Good news: "If you have to throw out a vial after you give part of it to a patient, you can bill the wasted Botox to Medicare," Cobuzzi says.

Wastage billing example: A Medicare patient requires 60 units of Botox. The otolaryngologist's office is unable to schedule another Botox patient that day and has to discard the remaining 40 units. Because you gave the Botox to only one patient, you should bill for the entire 100-unit vial. You bill the 60 units for the Medicare patient and the remaining 40 units are billed on a second line with a JW modifier to represent the wasted drug. Medicare therefore knows that the patient received 60 units and 40 units were wasted.

If you can schedule to avoid wastage, you should report the amount the otolaryngologist gives to each patient.

Split-billing example: Jane Doe receives 65 units of Botox A, and Sally Smith receives 30 units. Unavoidable wastage following Sally's injection is 5 units.

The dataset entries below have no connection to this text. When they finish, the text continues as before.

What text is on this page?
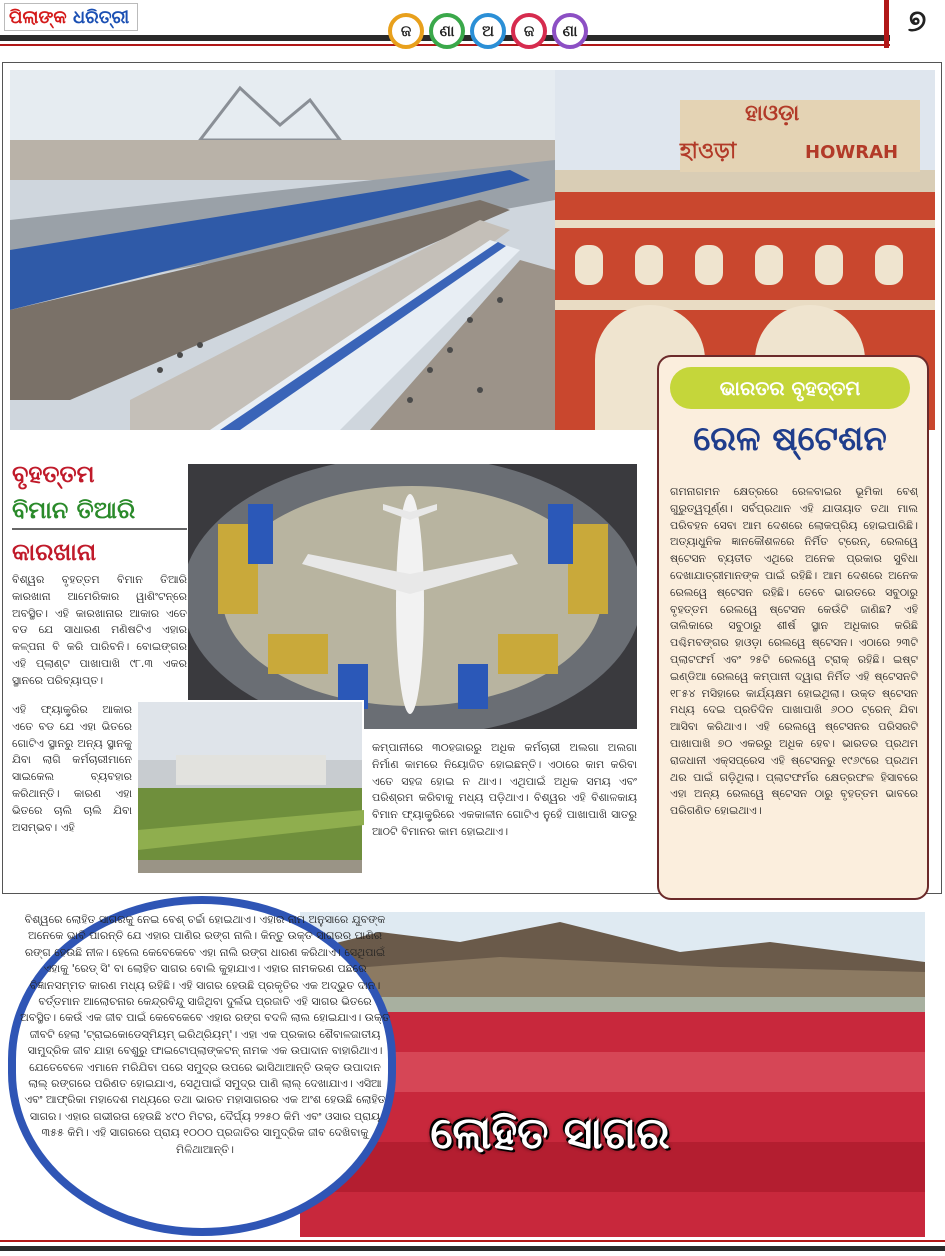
ପିଲାଙ୍କ ଧରିତ୍ରୀ
ଜ ଣା ଅ ଜ ଣା	୭
ହାଓଡ଼ା
হাওড়া	HOWRAH
ଭାରତର ବୃହତ୍ତମ
ରେଳ ଷ୍ଟେଶନ
ଗମନାଗମନ କ୍ଷେତ୍ରରେ ରେଳବାଇର ଭୂମିକା ବେଶ୍ ଗୁରୁତ୍ୱପୂର୍ଣ୍ଣ। ସର୍ବପ୍ରଥାନ ଏହି ଯାତାୟାତ ତଥା ମାଲ ପରିବହନ ସେବା ଆମ ଦେଶରେ ଲୋକପ୍ରିୟ ହୋଇପାରିଛି। ଅତ୍ୟାଧୁନିକ ଜ୍ଞାନକୌଶଳରେ ନିର୍ମିତ ଟ୍ରେନ୍, ରେଲୱେ ଷ୍ଟେସନ ବ୍ୟତୀତ ଏଥିରେ ଅନେକ ପ୍ରକାର ସୁବିଧା ଦେଖାଯାତ୍ରୀମାନଙ୍କ ପାଇଁ ରହିଛି। ଆମ ଦେଶରେ ଅନେକ ରେଲୱେ ଷ୍ଟେସନ ରହିଛି। ତେବେ ଭାରତରେ ସବୁଠାରୁ ବୃହତ୍ତମ ରେଲୱେ ଷ୍ଟେସନ କେଉଁଟି ଜାଣିଛ? ଏହି ତାଲିକାରେ ସବୁଠାରୁ ଶୀର୍ଷ ସ୍ଥାନ ଅଧିକାର କରିଛି ପଶ୍ଚିମବଙ୍ଗର ହାଓଡ଼ା ରେଲୱେ ଷ୍ଟେସନ। ଏଠାରେ ୨୩ଟି ପ୍ଲାଟଫର୍ମ ଏବଂ ୨୫ଟି ରେଲୱେ ଟ୍ରାକ୍ ରହିଛି। ଇଷ୍ଟ ଇଣ୍ଡିଆ ରେଲୱେ କମ୍ପାନୀ ଦ୍ୱାରା ନିର୍ମିତ ଏହି ଷ୍ଟେସନଟି ୧୮୫୪ ମସିହାରେ କାର୍ଯ୍ୟକ୍ଷମ ହୋଇଥିଲା। ଉକ୍ତ ଷ୍ଟେସନ ମଧ୍ୟ ଦେଇ ପ୍ରତିଦିନ ପାଖାପାଖି ୬୦୦ ଟ୍ରେନ୍ ଯିବା ଆସିବା କରିଥାଏ। ଏହି ରେଲୱେ ଷ୍ଟେସନର ପରିସରଟି ପାଖାପାଖି ୭୦ ଏକରରୁ ଅଧିକ ହେବ। ଭାରତର ପ୍ରଥମ ରାଜଧାନୀ ଏକ୍ସପ୍ରେସ ଏହି ଷ୍ଟେସନରୁ ୧୯୬୯ରେ ପ୍ରଥମ ଥର ପାଇଁ ଗଡ଼ିଥିଲା। ପ୍ଲାଟଫର୍ମର କ୍ଷେତ୍ରଫଳ ହିସାବରେ ଏହା ଅନ୍ୟ ରେଲୱେ ଷ୍ଟେସନ ଠାରୁ ବୃହତ୍ତମ ଭାବରେ ପରିଗଣିତ ହୋଇଥାଏ।
ବୃହତ୍ତମ
ବିମାନ ତିଆରି
କାରଖାନା
ବିଶ୍ୱର ବୃହତ୍ତମ ବିମାନ ତିଆରି କାରଖାନା ଆମେରିକାର ୱାଶିଂଟନ୍‌ରେ ଅବସ୍ଥିତ। ଏହି କାରଖାନାର ଆକାର ଏତେ ବଡ ଯେ ସାଧାରଣ ମଣିଷଟିଏ ଏହାର କଳ୍ପନା ବି କରି ପାରିବନି। ବୋଇଙ୍ଗର ଏହି ପ୍ଲାଣ୍ଟ ପାଖାପାଖି ୯୮.୩ ଏକର ସ୍ଥାନରେ ପରିବ୍ୟାପ୍ତ।
ଏହି ଫ୍ୟାକ୍ଟ୍ରିର ଆକାର ଏତେ ବଡ ଯେ ଏହା ଭିତରେ ଗୋଟିଏ ସ୍ଥାନରୁ ଅନ୍ୟ ସ୍ଥାନକୁ ଯିବା ଲାଗି କର୍ମଚାରୀମାନେ ସାଇକେଲ ବ୍ୟବହାର କରିଥାନ୍ତି। କାରଣ ଏହା ଭିତରେ ଚାଲି ଚାଲି ଯିବା ଅସମ୍ଭବ। ଏହି
କମ୍ପାନୀରେ ୩୦ହଜାରରୁ ଅଧିକ କର୍ମଚାରୀ ଅଲଗା ଅଲଗା ନିର୍ମାଣ କାମରେ ନିୟୋଜିତ ହୋଇଛନ୍ତି। ଏଠାରେ କାମ କରିବା ଏତେ ସହଜ ହୋଇ ନ ଥାଏ। ଏଥିପାଇଁ ଅଧିକ ସମୟ ଏବଂ ପରିଶ୍ରମ କରିବାକୁ ମଧ୍ୟ ପଡ଼ିଥାଏ। ବିଶ୍ୱର ଏହି ବିଶାଳକାୟ ବିମାନ ଫ୍ୟାକ୍ଟ୍ରିରେ ଏକକାଳୀନ ଗୋଟିଏ ନୁହେଁ ପାଖାପାଖି ସାତରୁ ଆଠଟି ବିମାନର କାମ ହୋଇଥାଏ।
ଲୋହିତ ସାଗର
ବିଶ୍ୱରେ ଲୋହିତ ସାଗରକୁ ନେଇ ବେଶ୍ ଚର୍ଚ୍ଚା ହୋଇଥାଏ। ଏହାର ନାମ ଅନୁସାରେ ଯୁବଙ୍କ ଅନେକେ ଭାବି ପାରନ୍ତି ଯେ ଏହାର ପାଣିର ରଙ୍ଗ ନାଲି। କିନ୍ତୁ ଉକ୍ତ ସାଗରର ପାଣିର ରଙ୍ଗ ହେଉଛି ନୀଳ। ହେଲେ କେବେକେବେ ଏହା ନାଲି ରଙ୍ଗ ଧାରଣ କରିଥାଏ। ସେଥିପାଇଁ ଏହାକୁ 'ରେଡ୍ ସି' ବା ଲୋହିତ ସାଗର ବୋଲି କୁହାଯାଏ। ଏହାର ନାମକରଣ ପଛରେ ବିଜ୍ଞାନସମ୍ମତ କାରଣ ମଧ୍ୟ ରହିଛି। ଏହି ସାଗର ହେଉଛି ପ୍ରକୃତିର ଏକ ଅଦ୍ଭୁତ ଦାନ। ବର୍ତ୍ତମାନ ଆଲୋଚନାର କେନ୍ଦ୍ରବିନ୍ଦୁ ସାଜିଥିବା ଦୁର୍ଲଭ ପ୍ରଜାତି ଏହି ସାଗର ଭିତରେ ଅବସ୍ଥିତ। କେଉଁ ଏକ ଜୀବ ପାଇଁ କେବେକେବେ ଏହାର ରଙ୍ଗ ବଦଳି ଲାଲ ହୋଇଯାଏ। ଉକ୍ତ ଜୀବଟି ହେଲା 'ଟ୍ରାଇକୋଡେସ୍ମିୟମ୍ ଇରିଥ୍ରିୟମ୍'। ଏହା ଏକ ପ୍ରକାର ଶୈବାଳଜାତୀୟ ସାମୁଦ୍ରିକ ଜୀବ ଯାହା ବେଶୁରୁ ଫାଇଟୋପ୍ଲାଙ୍କଟନ୍ ନାମକ ଏକ ଉପାଦାନ ବାହାରିଥାଏ। ଯେତେବେଳେ ଏମାନେ ମରିଯିବା ପରେ ସମୁଦ୍ର ଉପରେ ଭାସିଥାଆନ୍ତି ଉକ୍ତ ଉପାଦାନ ଲାଲ୍ ରଙ୍ଗରେ ପରିଣତ ହୋଇଯାଏ, ସେଥିପାଇଁ ସମୁଦ୍ର ପାଣି ଲାଲ୍ ଦେଖାଯାଏ। ଏସିଆ ଏବଂ ଆଫ୍ରିକା ମହାଦେଶ ମଧ୍ୟରେ ତଥା ଭାରତ ମହାସାଗରର ଏକ ଅଂଶ ହେଉଛି ଲୋହିତ ସାଗର। ଏହାର ଗଭୀରତା ହେଉଛି ୪୯୦ ମିଟର, ଦୈର୍ଘ୍ୟ ୨୨୫୦ କିମି ଏବଂ ଓସାର ପ୍ରାୟ ୩୫୫ କିମି। ଏହି ସାଗରରେ ପ୍ରାୟ ୧୦୦୦ ପ୍ରଜାତିର ସାମୁଦ୍ରିକ ଜୀବ ଦେଖିବାକୁ ମିଳିଥାଆନ୍ତି।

In this example, Hammer says filing should look like this:

Jane Doe   J0585     65 units

Sally Smith   J0585     35 units.

Combat Botox Rejections With NDC 

In addition to dealing with Botox billing complications, you may have reimbursement problems. Some coding resources report that payers are denying J0585.

"If you have an insurer not reimbursing for the Botox, find out why," Cobuzzi says. "Some private payers may want you to use the national drug code (0023-1145-01) instead of the 'J' code." Whenever you need a NDC code, you can find it on the drug packaging or find it by doing an internet search for the drug's NDC number.

Don't switch to an unlisted drug supply code, such as J3490 (Unclassified drugs), unless the insurer instructs you to.